Al contrario, molte nazioni algonchine e irochesi (come i Mohawk, che non cito a caso, adesso capirete perché) praticavano un’educazione basata sull’osservazione e l’autonomia, dove le punizioni corporali erano quasi inesistenti e il legame comunitario prevaleva sulla gerarchia patriarcale.

I Mohawk si legano indissolubilmente alla vicenda di Eunice Williams. Nel 1707 i membri di questa tribù rapirono la bambina di 11 anni nata da una famiglia puritana a Deerfield, oggi in Massachusetts. Senza farla troppo lunga, la ragazza imparò presto a vivere tra i nativi, adottò la loro lingua e le loro usanze. A nulla servirono i richiami della famiglia, e più nello specifico del padre (reverendo fra l’altro): lei decise autonomamente di restare fra i Mohawk.
Il caso di Eunice Williams è emblematico perché scosse profondamente la società del tempo. Suo padre, il reverendo John Williams, dedicò il resto della sua vita a tentare di “redimerla”. Vedeva nel rifiuto della figlia non solo un tradimento familiare, ma una caduta spirituale nel “paganesimo”. Ora, per Eunice e molti altri prigionieri, la società dei nativi offriva qualcosa che il puritanesimo negava categoricamente: una mobilità sociale basata sul merito e, soprattutto per le donne, un ruolo politico e decisionale all’interno dei clan.

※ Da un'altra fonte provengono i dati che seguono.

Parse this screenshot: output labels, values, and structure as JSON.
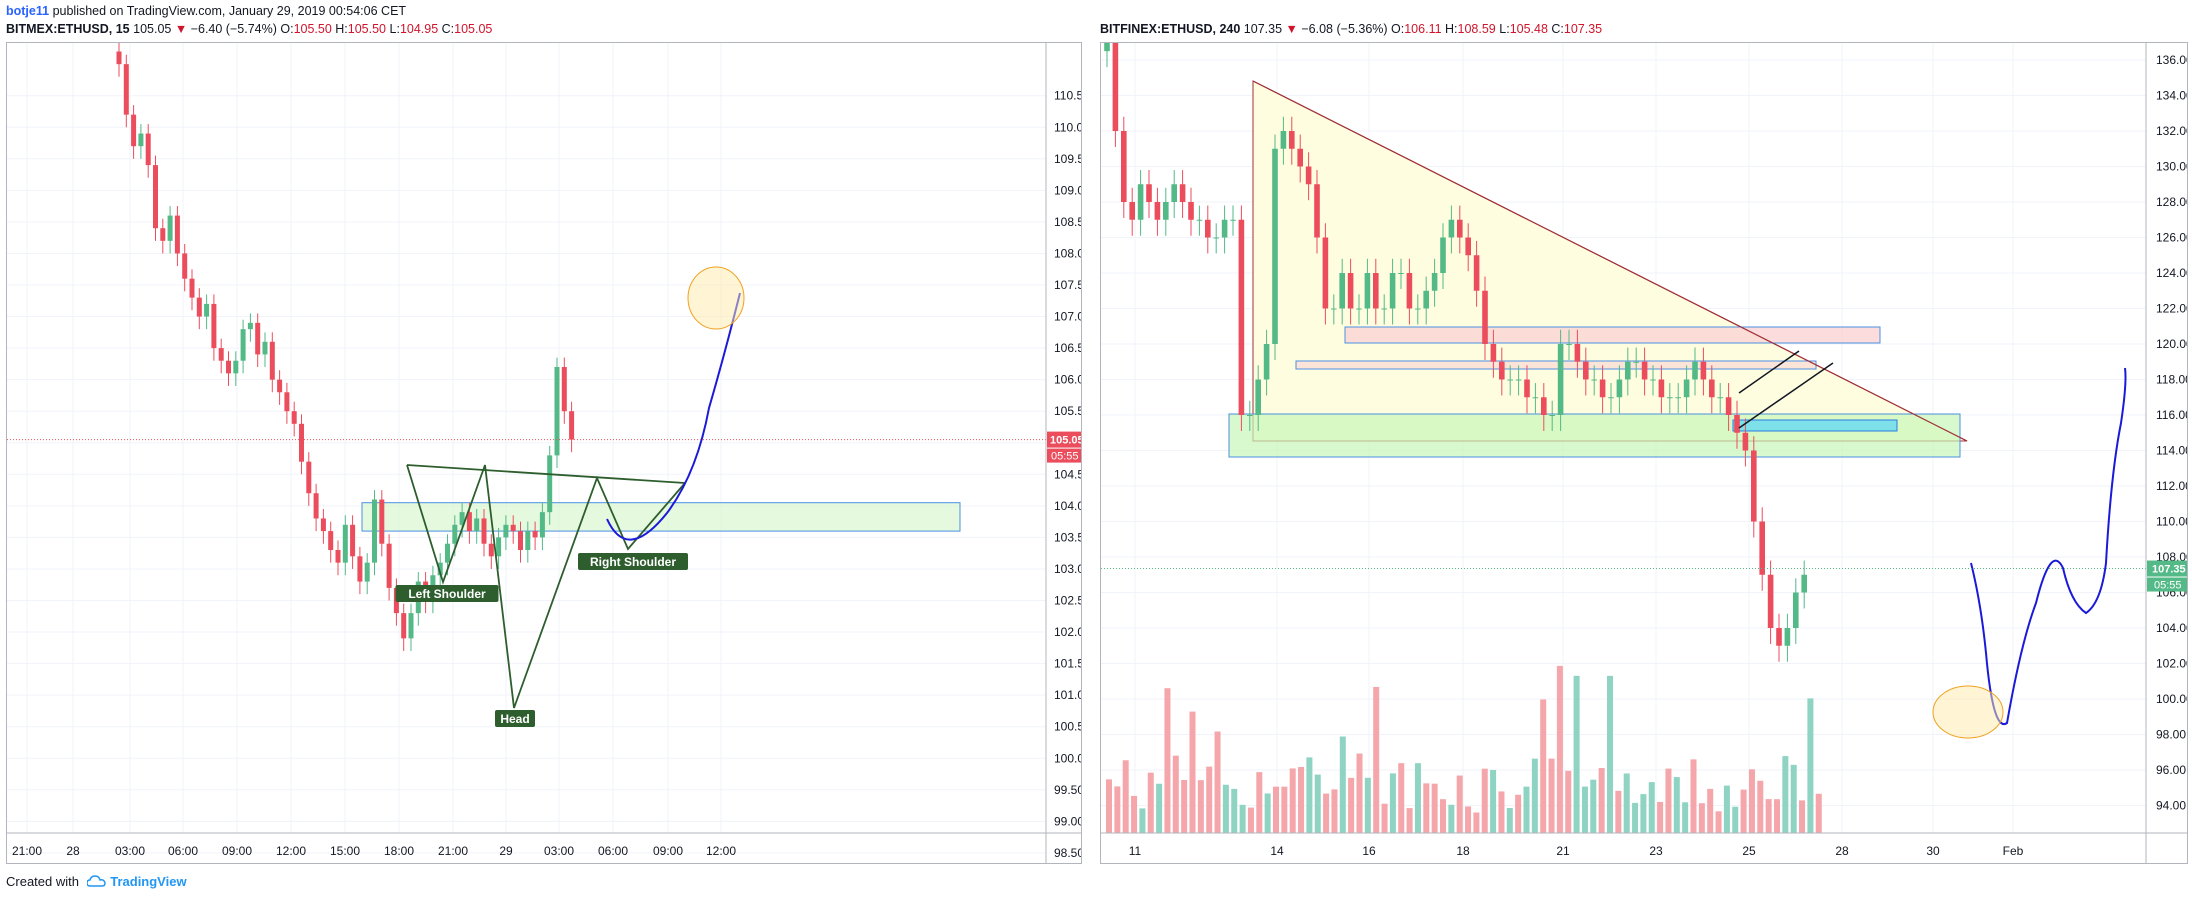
{
  "header": {
    "user": "botje11",
    "published": "published on TradingView.com, January 29, 2019 00:54:06 CET"
  },
  "footer": {
    "created_with": "Created with",
    "brand": "TradingView"
  },
  "colors": {
    "up": "#53b987",
    "down": "#eb4d5c",
    "accent": "#2962ff",
    "volume_up": "#8fd3c3",
    "volume_down": "#f4a6aa"
  },
  "chart_data": [
    {
      "type": "candlestick",
      "symbol": "BITMEX:ETHUSD, 15",
      "last": "105.05",
      "change": "−6.40 (−5.74%)",
      "open_label": "O:",
      "open": "105.50",
      "high_label": "H:",
      "high": "105.50",
      "low_label": "L:",
      "low": "104.95",
      "close_label": "C:",
      "close": "105.05",
      "price_tag": "105.05",
      "countdown": "05:55",
      "ylim": [
        98.2,
        111.0
      ],
      "y_ticks": [
        "110.50",
        "110.00",
        "109.50",
        "109.00",
        "108.50",
        "108.00",
        "107.50",
        "107.00",
        "106.50",
        "106.00",
        "105.50",
        "105.00",
        "104.50",
        "104.00",
        "103.50",
        "103.00",
        "102.50",
        "102.00",
        "101.50",
        "101.00",
        "100.50",
        "100.00",
        "99.50",
        "99.00",
        "98.50"
      ],
      "x_ticks": [
        "21:00",
        "28",
        "03:00",
        "06:00",
        "09:00",
        "12:00",
        "15:00",
        "18:00",
        "21:00",
        "29",
        "03:00",
        "06:00",
        "09:00",
        "12:00"
      ],
      "annotations": [
        "Left Shoulder",
        "Head",
        "Right Shoulder"
      ],
      "zone": [
        103.6,
        104.05
      ]
    },
    {
      "type": "candlestick",
      "symbol": "BITFINEX:ETHUSD, 240",
      "last": "107.35",
      "change": "−6.08 (−5.36%)",
      "open_label": "O:",
      "open": "106.11",
      "high_label": "H:",
      "high": "108.59",
      "low_label": "L:",
      "low": "105.48",
      "close_label": "C:",
      "close": "107.35",
      "price_tag": "107.35",
      "countdown": "05:55",
      "ylim": [
        92.6,
        137.8
      ],
      "y_ticks": [
        "136.00",
        "134.00",
        "132.00",
        "130.00",
        "128.00",
        "126.00",
        "124.00",
        "122.00",
        "120.00",
        "118.00",
        "116.00",
        "114.00",
        "112.00",
        "110.00",
        "108.00",
        "106.00",
        "104.00",
        "102.00",
        "100.00",
        "98.00",
        "96.00",
        "94.00"
      ],
      "x_ticks": [
        "11",
        "14",
        "16",
        "18",
        "21",
        "23",
        "25",
        "28",
        "30",
        "Feb"
      ]
    }
  ]
}
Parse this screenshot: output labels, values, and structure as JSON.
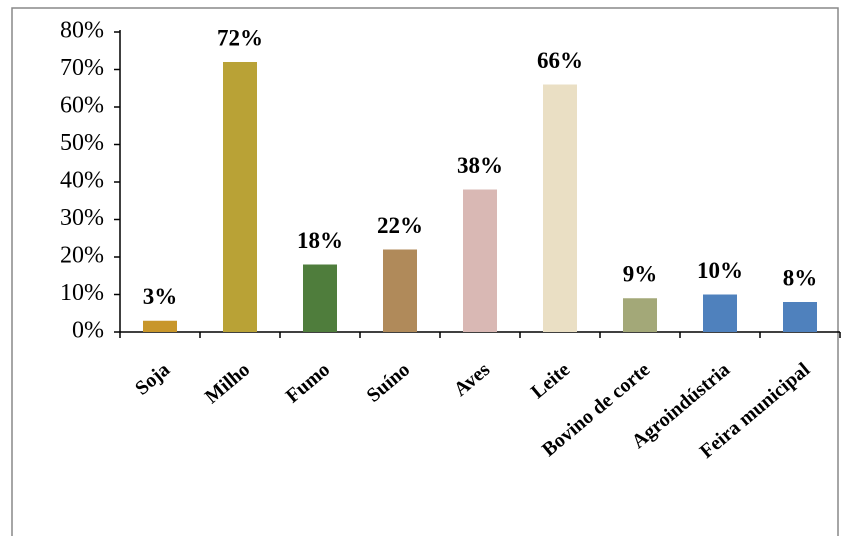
{
  "chart_data": {
    "type": "bar",
    "categories": [
      "Soja",
      "Milho",
      "Fumo",
      "Suíno",
      "Aves",
      "Leite",
      "Bovino de corte",
      "Agroindústria",
      "Feira municipal"
    ],
    "values": [
      3,
      72,
      18,
      22,
      38,
      66,
      9,
      10,
      8
    ],
    "value_labels": [
      "3%",
      "72%",
      "18%",
      "22%",
      "38%",
      "66%",
      "9%",
      "10%",
      "8%"
    ],
    "colors": [
      "#c8962a",
      "#b9a236",
      "#4f7d3c",
      "#b08a5a",
      "#d9b8b4",
      "#eadfc4",
      "#a3a878",
      "#4f81bd",
      "#4f81bd"
    ],
    "ylim": [
      0,
      80
    ],
    "yticks": [
      {
        "value": 0,
        "label": "0%"
      },
      {
        "value": 10,
        "label": "10%"
      },
      {
        "value": 20,
        "label": "20%"
      },
      {
        "value": 30,
        "label": "30%"
      },
      {
        "value": 40,
        "label": "40%"
      },
      {
        "value": 50,
        "label": "50%"
      },
      {
        "value": 60,
        "label": "60%"
      },
      {
        "value": 70,
        "label": "70%"
      },
      {
        "value": 80,
        "label": "80%"
      }
    ]
  }
}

Nelle tribù della Confederazione Irochese, ad esempio, le donne anziane sceglievano i capi e gestivano l’agricoltura. Godevano di un’indipendenza inimmaginabile per una donna del Massachusetts, la cui esistenza era legalmente e socialmente assorbita da quella del padre o del marito.

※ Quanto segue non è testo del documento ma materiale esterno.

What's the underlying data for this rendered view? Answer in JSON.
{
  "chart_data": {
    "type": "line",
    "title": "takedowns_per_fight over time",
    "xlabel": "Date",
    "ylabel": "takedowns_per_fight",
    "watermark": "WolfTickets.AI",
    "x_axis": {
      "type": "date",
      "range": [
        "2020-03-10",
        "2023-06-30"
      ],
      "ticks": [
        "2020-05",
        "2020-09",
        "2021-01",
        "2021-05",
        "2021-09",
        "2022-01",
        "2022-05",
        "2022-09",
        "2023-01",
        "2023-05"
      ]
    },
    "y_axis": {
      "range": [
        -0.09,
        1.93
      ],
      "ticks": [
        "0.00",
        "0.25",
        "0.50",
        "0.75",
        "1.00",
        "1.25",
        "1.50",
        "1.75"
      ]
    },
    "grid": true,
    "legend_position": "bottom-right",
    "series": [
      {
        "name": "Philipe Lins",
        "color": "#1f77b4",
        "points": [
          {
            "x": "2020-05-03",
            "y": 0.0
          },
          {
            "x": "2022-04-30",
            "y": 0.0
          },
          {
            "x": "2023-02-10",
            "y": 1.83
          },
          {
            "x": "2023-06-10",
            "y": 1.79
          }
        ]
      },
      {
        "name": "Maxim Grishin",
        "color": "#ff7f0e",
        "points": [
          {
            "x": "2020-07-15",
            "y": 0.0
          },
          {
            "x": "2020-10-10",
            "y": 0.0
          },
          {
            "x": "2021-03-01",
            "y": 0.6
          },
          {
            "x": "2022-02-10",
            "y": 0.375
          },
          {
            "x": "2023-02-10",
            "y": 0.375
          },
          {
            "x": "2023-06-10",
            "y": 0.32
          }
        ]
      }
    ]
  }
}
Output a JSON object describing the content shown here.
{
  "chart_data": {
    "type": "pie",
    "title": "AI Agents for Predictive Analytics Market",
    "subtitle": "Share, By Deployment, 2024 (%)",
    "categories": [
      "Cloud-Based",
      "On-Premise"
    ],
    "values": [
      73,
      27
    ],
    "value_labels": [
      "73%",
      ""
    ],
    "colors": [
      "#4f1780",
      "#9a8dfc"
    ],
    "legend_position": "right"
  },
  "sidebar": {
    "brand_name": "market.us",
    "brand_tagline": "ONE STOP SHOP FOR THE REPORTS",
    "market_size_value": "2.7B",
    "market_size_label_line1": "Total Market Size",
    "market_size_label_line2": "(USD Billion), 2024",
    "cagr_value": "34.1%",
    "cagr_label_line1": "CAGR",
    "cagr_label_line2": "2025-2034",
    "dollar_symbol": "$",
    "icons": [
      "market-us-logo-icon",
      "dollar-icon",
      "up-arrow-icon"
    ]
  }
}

La “fuga” verso lo stile di vita dei nativi rappresentava quindi una liberazione dalle pene menzionate da Franklin. Ne cito solo alcune fra queste: lo stress della proprietà privata, la competizione sociale e l’ossessione per la salvezza eterna garantita solo dal lavoro incessante. Benjamin Franklin, con la sua consueta lucidità pragmatica alla quale ormai siamo abituati, riconosceva che una volta assaporata una libertà che non richiedeva la costante repressione dei propri istinti e desideri, tornare alla “civiltà” appariva ai riscattati come rientrare in una prigione dorata. Questa dinamica invertiva completamente la retorica coloniale della “superiorità civile“. Dimostrazione abbastanza esplicita che la felicità umana cercava – e cerca – spesso rifugio lontano dai rigidi schemi socio-culturali, ieri del puritanesimo, oggi chi lo sa.